Remembering Dr. Martin Luther King Jr.

Dr. Martin Luther King, Jr. (Colored pencil drawing)Over the past few years, I have tried to find new ways to celebrate MLK day.  I’ve been to celebrations at city halls in various cities, variety shows showcasing drama, music, dance and other talents in honor of Dr. King.  I’ve participated in marches to commemorate his legacy and watched television programs about his contribution to the Civil Rights Movement on this holiday.  So this year, I decided to celebrate the memory of Dr. King by writing a blog article.

The first time I remember ever seeing a picture of Dr. King was in my home as a child when my dad was watching the Eyes on the Prize documentary, which was aired on PBS and, in rich detail, chronicles the Civil Rights Movement.  I recall seeing segments of Dr. King giving speeches and sermons with his trademark ringing voice that aroused, at that time, an unexplainable surge of energy and emotion within me.  I saw the footage of him leading protest marches, getting pelted with rocks, other protesters being attacked by police, dogs, and firemen with forceful blasts from water-hoses.  Those images, along with other horrific photos such as African-Americans being lynched, hung from trees, and even having their bodies burned by racist mobs were, to say the least, eye opening.  I was shocked to see such brutality; angered that people were treated so viciously because of the color of their skin, the same color as my skin.  After watching that documentary as a child, I had many questions that I needed to be answered.

When I was in fifth grade, my elementary teacher passed out a book order form.  These were forms from a particular company that our school partnered with in order to give students an opportunity to purchase books of their own choosing.  It was exciting because it gave us the chance to select books on our own; books that interested us and not books that the teacher mandated we read.  As I scanned through the lists of titles available for purchase, I came across one on the life of Dr.

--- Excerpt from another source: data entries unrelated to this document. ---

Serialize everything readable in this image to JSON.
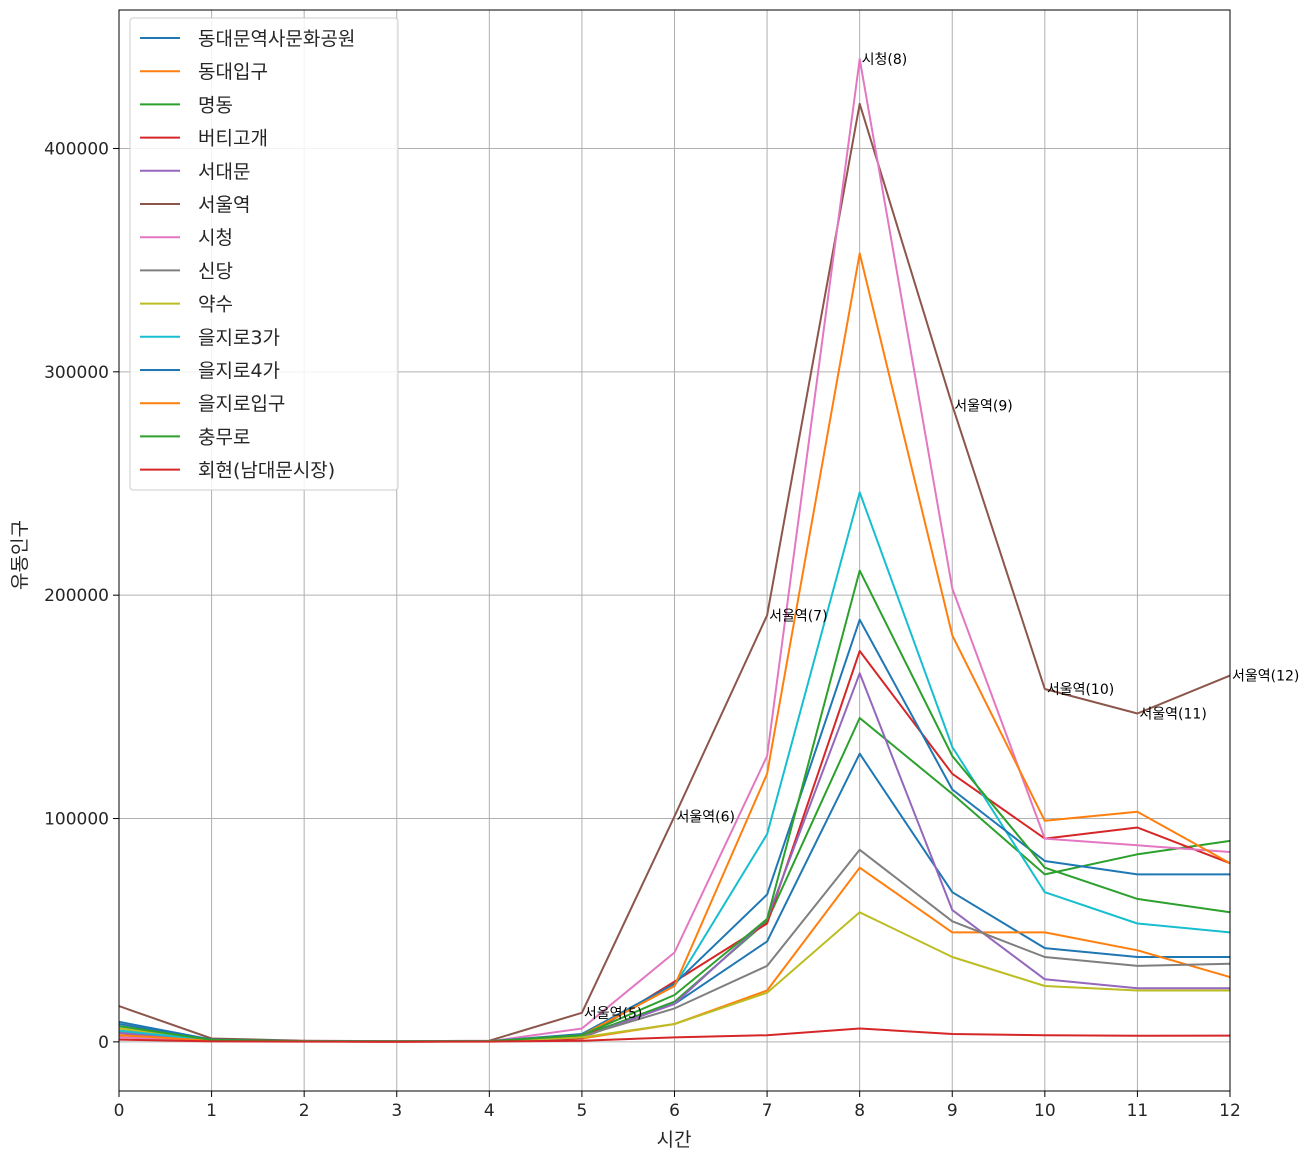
{
  "chart_data": {
    "type": "line",
    "title": "",
    "xlabel": "시간",
    "ylabel": "유동인구",
    "xlim": [
      0,
      12
    ],
    "ylim": [
      -22000,
      462000
    ],
    "x": [
      0,
      1,
      2,
      3,
      4,
      5,
      6,
      7,
      8,
      9,
      10,
      11,
      12
    ],
    "xticks": [
      "0",
      "1",
      "2",
      "3",
      "4",
      "5",
      "6",
      "7",
      "8",
      "9",
      "10",
      "11",
      "12"
    ],
    "yticks": [
      {
        "value": 0,
        "label": "0"
      },
      {
        "value": 100000,
        "label": "100000"
      },
      {
        "value": 200000,
        "label": "200000"
      },
      {
        "value": 300000,
        "label": "300000"
      },
      {
        "value": 400000,
        "label": "400000"
      }
    ],
    "grid": true,
    "legend_position": "upper-left",
    "series": [
      {
        "name": "동대문역사문화공원",
        "color": "#1f77b4",
        "values": [
          9000,
          1000,
          300,
          200,
          300,
          3000,
          17000,
          45000,
          129000,
          67000,
          42000,
          38000,
          38000
        ]
      },
      {
        "name": "동대입구",
        "color": "#ff7f0e",
        "values": [
          3000,
          500,
          200,
          100,
          200,
          1500,
          8000,
          23000,
          78000,
          49000,
          49000,
          41000,
          29000
        ]
      },
      {
        "name": "명동",
        "color": "#2ca02c",
        "values": [
          4000,
          800,
          300,
          200,
          300,
          2500,
          18000,
          54000,
          145000,
          111000,
          75000,
          84000,
          90000
        ]
      },
      {
        "name": "버티고개",
        "color": "#d62728",
        "values": [
          3000,
          500,
          200,
          100,
          200,
          1500,
          27000,
          53000,
          175000,
          120000,
          91000,
          96000,
          80000
        ]
      },
      {
        "name": "서대문",
        "color": "#9467bd",
        "values": [
          4000,
          600,
          200,
          100,
          200,
          2000,
          17000,
          55000,
          165000,
          59000,
          28000,
          24000,
          24000
        ]
      },
      {
        "name": "서울역",
        "color": "#8c564b",
        "values": [
          16000,
          1500,
          500,
          300,
          500,
          13000,
          101000,
          191000,
          420000,
          285000,
          158000,
          147000,
          164000
        ]
      },
      {
        "name": "시청",
        "color": "#e377c2",
        "values": [
          2000,
          500,
          200,
          100,
          200,
          6000,
          40000,
          128000,
          440000,
          203000,
          91000,
          88000,
          85000
        ]
      },
      {
        "name": "신당",
        "color": "#7f7f7f",
        "values": [
          5000,
          800,
          300,
          200,
          300,
          2500,
          15000,
          34000,
          86000,
          54000,
          38000,
          34000,
          35000
        ]
      },
      {
        "name": "약수",
        "color": "#bcbd22",
        "values": [
          6000,
          800,
          300,
          200,
          300,
          2000,
          8000,
          22000,
          58000,
          38000,
          25000,
          23000,
          23000
        ]
      },
      {
        "name": "을지로3가",
        "color": "#17becf",
        "values": [
          5000,
          800,
          300,
          200,
          300,
          3000,
          25000,
          93000,
          246000,
          132000,
          67000,
          53000,
          49000
        ]
      },
      {
        "name": "을지로4가",
        "color": "#1f77b4",
        "values": [
          8000,
          1000,
          300,
          200,
          300,
          3500,
          26000,
          66000,
          189000,
          113000,
          81000,
          75000,
          75000
        ]
      },
      {
        "name": "을지로입구",
        "color": "#ff7f0e",
        "values": [
          3000,
          500,
          200,
          100,
          200,
          3000,
          25000,
          120000,
          353000,
          182000,
          99000,
          103000,
          80000
        ]
      },
      {
        "name": "충무로",
        "color": "#2ca02c",
        "values": [
          7000,
          900,
          300,
          200,
          300,
          3000,
          21000,
          55000,
          211000,
          128000,
          78000,
          64000,
          58000
        ]
      },
      {
        "name": "회현(남대문시장)",
        "color": "#d62728",
        "values": [
          1000,
          200,
          100,
          50,
          100,
          500,
          2000,
          3000,
          6000,
          3500,
          3000,
          2700,
          2800
        ]
      }
    ],
    "annotations": [
      {
        "text": "서울역(5)",
        "x": 5,
        "y": 13000
      },
      {
        "text": "서울역(6)",
        "x": 6,
        "y": 101000
      },
      {
        "text": "서울역(7)",
        "x": 7,
        "y": 191000
      },
      {
        "text": "시청(8)",
        "x": 8,
        "y": 440000
      },
      {
        "text": "서울역(9)",
        "x": 9,
        "y": 285000
      },
      {
        "text": "서울역(10)",
        "x": 10,
        "y": 158000
      },
      {
        "text": "서울역(11)",
        "x": 11,
        "y": 147000
      },
      {
        "text": "서울역(12)",
        "x": 12,
        "y": 164000
      }
    ]
  }
}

Martin Luther King, Jr.  I asked my parents for money to buy the book and when it was delivered to me at school I couldn’t wait to read every page.  My education on the Civil Rights Movement had begun!  A few years later my parents took me and my brother to visit the Ebenezer Baptist Church in Atlanta, GA, where Dr. King gave many inspirational sermons in his career as a preacher.  We were in Atlanta to attend one of the annual church conventions that my parents would take us to each summer (my father is a preacher as well) and we also got to visit the Martin Luther King Memorial there in Atlanta.

I’ve read so many impressive essays and speeches that Dr. King wrote over the years in which I’ve studied his life, including the collection found in The Autobiography of Martin Luther King, Jr.  I pulled a book off of my bookshelf yesterday titled Bridges And Boundaries: African Americans and American Jews (George Braziller in association with The Jewish Museum, New York) which contains a visual essay including photographs of The Civil Rights Movement.  In it, I found a picture of Dr. King giving a speech in 1968 to the Collection Local 1199 Union, a drug, hospital and healthcare employees union.  My book indicates that in his speech, Dr. King addressed the union members saying “‘You have provided concrete and visible proof that when black and white workers unite in a democratic organization…they can move mountains.'”  That message contains a powerful truth, and if practiced, prescribes a remedy for the many problematic divisions we still find present in today’s society, and which still, unfortunately, threaten our progress as a nation.